Contemplative Guide 4 – Humanness

 

Jesus grew in wisdom and stature, and in favour with God and with the people.

– Luke 2:52

 

 

Stilling: Being present to God

Begin with a simple stilling exercise.one candle 3

You may want to light a candle, or say a short prayer as you intentionally place yourself in the presence of the Holy One.

Find a comfortable position and be still for a couple of minutes. Concentrate on your breathing – slowly, in and out. Relax your muscles. Don’t worry about any thoughts that come into your head; acknowledge them, then come back to your stilling exercise.

 

Say the following prayer as you commit to being in God’s presence:

Dear God,

You sustain me and feed me;

Like a shepherd you guide me;

You lead me to an oasis of green,

To lie down by restful waters.

Dwell in me that I may dwell in you.

From Jim Cotter, Psalms for a pilgrim people, Psalm 23

 

 

With all our being

The only description we have of Jesus growing up is one small incident when he was 12 years old.[1] Jesus’s family had been to Jerusalem to celebrate the Passover. On their way back to Nazareth with their relatives and friends, it took them a full day before they realised Jesus wasn’t with them…  When they did not find him, his parents went back to Jerusalem and spent three days looking for him. Eventually they found him sitting in the temple courts, talking with the teachers there.
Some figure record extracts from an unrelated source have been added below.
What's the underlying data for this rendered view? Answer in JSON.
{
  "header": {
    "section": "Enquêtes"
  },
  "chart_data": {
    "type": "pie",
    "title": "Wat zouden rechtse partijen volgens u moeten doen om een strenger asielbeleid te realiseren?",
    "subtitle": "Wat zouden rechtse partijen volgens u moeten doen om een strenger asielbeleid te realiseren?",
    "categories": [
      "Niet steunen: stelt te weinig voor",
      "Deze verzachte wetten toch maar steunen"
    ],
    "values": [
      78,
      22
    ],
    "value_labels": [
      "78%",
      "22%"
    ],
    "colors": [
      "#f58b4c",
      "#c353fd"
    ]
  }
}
In a marvellous bit of understatement, Luke tells us that when they saw him, his parents were ‘astonished’. His mother said to him, ‘Son, why have you treated us like this? Your father and I have been anxiously searching for you.’[2] I can imagine that his mother said a lot more than that, and almost certainly in far less polite words. They obviously got over their misunderstanding though, and Jesus apparently returned to Nazareth and was obedient to them. Luke goes on to state that Jesus grew ‘in wisdom and stature, and in favour with God and man.’[3]

Luke’s description of Jesus’s development suggests four domains or areas in which children grow and develop into adults: mental development (‘wisdom’), physical development (‘stature’), spiritual development (‘favour with God’) and social development (‘favour with men’)…

One of the most powerful aspects of Judaism and Christianity is that all these elements of our humanity are combined in our relationship to God. We are not just spiritual beings temporarily housed in physical bodies. We are human beings: physical, mental, social, and spiritual.

This is reflected in the great Shema prayer in Deuteronomy: ‘Shema Yisrael Adonai eloheinu Adonai ehad’[4] (‘Hear O Israel: the Lord our God, the Lord is one’).[5] The prayer affirms the unity of God and his relationship to his people. It goes on to focus on our response to God: ‘Love the Lord your God with all your heart and with all your soul and with all your strength.’[6] This response comes from the totality of our humanness.

Jesus himself reflected this, affirming this commandment as the greatest of all: ‘Love the Lord your God with all your heart and with all your soul and with all your mind and with all your strength.’[7] These four domains in Mark’s account seem to mirror the four domains we have considered above: we are to love the Lord our God with all our hearts (our social development, our relationships with others), with all our souls (our spiritual development, our emotions, the very core of who we are), with all our minds (our cognitive development, our thoughts and reason), and with all our strength (our physical development, our tangible human bodies).

While the precise words may differ between Matthew’s and Mark’s accounts[8] and the original Torah, the principle is the same: it’s our whole humanness that counts. We worship God with the entirety of our being – body, mind, heart, and soul.

 

 

Prayer: Encountering God

Choose one of the two exercises below as a contemplative approach to prayer:

Encountering God in our world or

Encountering God in Scripture (imaginative prayer)

 

Response: Blessing others

Think of a way in which you can bless a child today: this may be your own child, a relative, or someone known to you. You may want to pray for them; if appropriate, and with their parents’ agreement, place your hands on their head to pray for them and bless them; play a game or read a story with a child; write a card of blessing and prayer; commit to pray for a child throughout your week.

 

 Closing: Going on in God’s presence

Finish your time by saying the Lord’s Prayer.

 

 

 

[1] Luke 2:41–52.

[2] Luke 2:48.

[3] Luke 2:52.

[4] S. Schoenberg. Jewish prayers: the Shema. Jewish Virtual Library. www.jewishvirtuallibrary.org/jsource/Judaism/shema.html Accessed 11.5.14.

[5] Deuteronomy 6:4.

[6] Deuteronomy 6:5.

[7] Mark 12:30.

[8] See Matthew 22:37 for the comparison.